Tutorial: create, evaluate, and score a machine fault detection model
This tutorial presents an end-to-end example of a Synapse Data Science workflow in Microsoft Fabric. The scenario uses machine learning for a more systematic approach to fault diagnosis, to proactively identify issues and to take actions before an actual machine failure. The goal is to predict whether a machine would experience a failure based on process temperature, rotational speed, etc.
This tutorial covers these steps:
- Install custom libraries
- Load and process the data
- Understand the data through exploratory data analysis
- Use scikit-learn, LightGBM, and MLflow to train machine learning models, and use the Fabric Autologging feature to track experiments
- Score the trained models with the Fabric
PREDICT
feature, save the best model, and load that model for predictions - Show the loaded model performance with Power BI visualizations
Prerequisites
Get a Microsoft Fabric subscription. Or, sign up for a free Microsoft Fabric trial.
Sign in to Microsoft Fabric.
Use the experience switcher on the left side of your home page to switch to the Synapse Data Science experience.
- If necessary, create a Microsoft Fabric lakehouse as described in Create a lakehouse in Microsoft Fabric.
Follow along in a notebook
You can choose one of these options to follow along in a notebook:
- Open and run the built-in notebook in the Data Science experience
- Upload your notebook from GitHub to the Data Science experience
Open the built-in notebook
The sample Machine failure notebook accompanies this tutorial.
To open the tutorial's built-in sample notebook in the Synapse Data Science experience:
Go to the Synapse Data Science home page.
Select Use a sample.
Select the corresponding sample:
- From the default End-to-end workflows (Python) tab, if the sample is for a Python tutorial.
- From the End-to-end workflows (R) tab, if the sample is for an R tutorial.
- From the Quick tutorials tab, if the sample is for a quick tutorial.
Attach a lakehouse to the notebook before you start running code.
Import the notebook from GitHub
The AISample - Predictive Maintenance notebook accompanies this tutorial.
To open the accompanying notebook for this tutorial, follow the instructions in Prepare your system for data science tutorials, to import the notebook to your workspace.
If you'd rather copy and paste the code from this page, you can create a new notebook.
Be sure to attach a lakehouse to the notebook before you start running code.
Step 1: Install custom libraries
For machine learning model development or ad-hoc data analysis, you might need to quickly install a custom library for your Apache Spark session. You have two options to install libraries.
- Use the inline installation capabilities (
%pip
or%conda
) of your notebook to install a library, in your current notebook only. - Alternatively, you can create a Fabric environment, install libraries from public sources or upload custom libraries to it, and then your workspace admin can attach the environment as the default for the workspace. All the libraries in the environment will then become available for use in any notebooks and Spark job definitions in the workspace. For more information on environments, see create, configure, and use an environment in Microsoft Fabric.

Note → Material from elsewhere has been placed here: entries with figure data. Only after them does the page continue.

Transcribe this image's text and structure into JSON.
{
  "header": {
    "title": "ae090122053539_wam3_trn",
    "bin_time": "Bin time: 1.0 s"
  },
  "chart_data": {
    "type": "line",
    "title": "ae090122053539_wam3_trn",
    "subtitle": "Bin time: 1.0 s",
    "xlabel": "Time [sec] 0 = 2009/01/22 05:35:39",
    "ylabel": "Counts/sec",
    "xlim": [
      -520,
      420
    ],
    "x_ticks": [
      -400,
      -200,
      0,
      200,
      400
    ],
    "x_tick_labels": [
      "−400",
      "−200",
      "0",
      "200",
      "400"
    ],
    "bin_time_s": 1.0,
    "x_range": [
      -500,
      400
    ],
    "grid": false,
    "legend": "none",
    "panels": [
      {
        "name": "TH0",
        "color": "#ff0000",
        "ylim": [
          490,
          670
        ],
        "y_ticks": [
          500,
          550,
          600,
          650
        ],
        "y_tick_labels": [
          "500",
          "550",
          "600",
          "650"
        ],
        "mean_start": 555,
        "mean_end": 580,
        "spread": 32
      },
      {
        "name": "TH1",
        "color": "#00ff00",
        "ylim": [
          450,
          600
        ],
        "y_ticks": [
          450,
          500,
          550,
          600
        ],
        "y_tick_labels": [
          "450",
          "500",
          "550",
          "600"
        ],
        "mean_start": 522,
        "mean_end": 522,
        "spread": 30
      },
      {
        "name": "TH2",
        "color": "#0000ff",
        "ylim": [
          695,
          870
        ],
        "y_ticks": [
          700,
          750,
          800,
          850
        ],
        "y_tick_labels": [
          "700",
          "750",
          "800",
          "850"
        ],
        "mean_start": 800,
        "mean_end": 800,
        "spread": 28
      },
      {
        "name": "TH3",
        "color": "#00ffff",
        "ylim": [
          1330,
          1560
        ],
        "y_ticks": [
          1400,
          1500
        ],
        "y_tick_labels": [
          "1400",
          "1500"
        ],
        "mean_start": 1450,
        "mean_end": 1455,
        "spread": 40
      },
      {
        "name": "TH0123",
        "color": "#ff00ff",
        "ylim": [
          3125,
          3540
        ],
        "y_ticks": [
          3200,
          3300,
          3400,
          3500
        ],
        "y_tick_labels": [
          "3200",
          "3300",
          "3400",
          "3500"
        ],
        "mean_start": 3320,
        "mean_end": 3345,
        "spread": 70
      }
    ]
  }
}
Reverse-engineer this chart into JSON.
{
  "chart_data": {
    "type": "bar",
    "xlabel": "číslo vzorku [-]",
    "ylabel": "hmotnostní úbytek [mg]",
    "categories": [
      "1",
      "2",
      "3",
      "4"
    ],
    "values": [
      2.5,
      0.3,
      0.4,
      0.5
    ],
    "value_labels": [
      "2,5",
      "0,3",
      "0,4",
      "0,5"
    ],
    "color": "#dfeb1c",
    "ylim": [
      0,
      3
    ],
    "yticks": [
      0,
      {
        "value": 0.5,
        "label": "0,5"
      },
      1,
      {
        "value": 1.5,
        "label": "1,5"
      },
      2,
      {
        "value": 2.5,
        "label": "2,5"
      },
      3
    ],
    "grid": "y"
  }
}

For this tutorial, use %pip install
to install the imblearn
library in your notebook.
Note
The PySpark kernel restarts after %pip install
runs. Install the needed libraries before you run any other cells.
# Use pip to install imblearn
%pip install imblearn
Step 2: Load the data
The dataset simulates logging of a manufacturing machine's parameters as a function of time, which is common in industrial settings. It consists of 10,000 data points stored as rows with features as columns. The features include:
A Unique Identifier (UID) that ranges from 1 to 10000
Product ID, consisting of a letter L (for low), M (for medium), or H (for high), to indicate the product quality variant, and a variant-specific serial number. Low, medium, and high-quality variants make up 60%, 30%, and 10% of all products, respectively
Air temperature, in degrees Kelvin (K)
Process Temperature, in degrees Kelvin
Rotational Speed, in revolutions per minute (RPM)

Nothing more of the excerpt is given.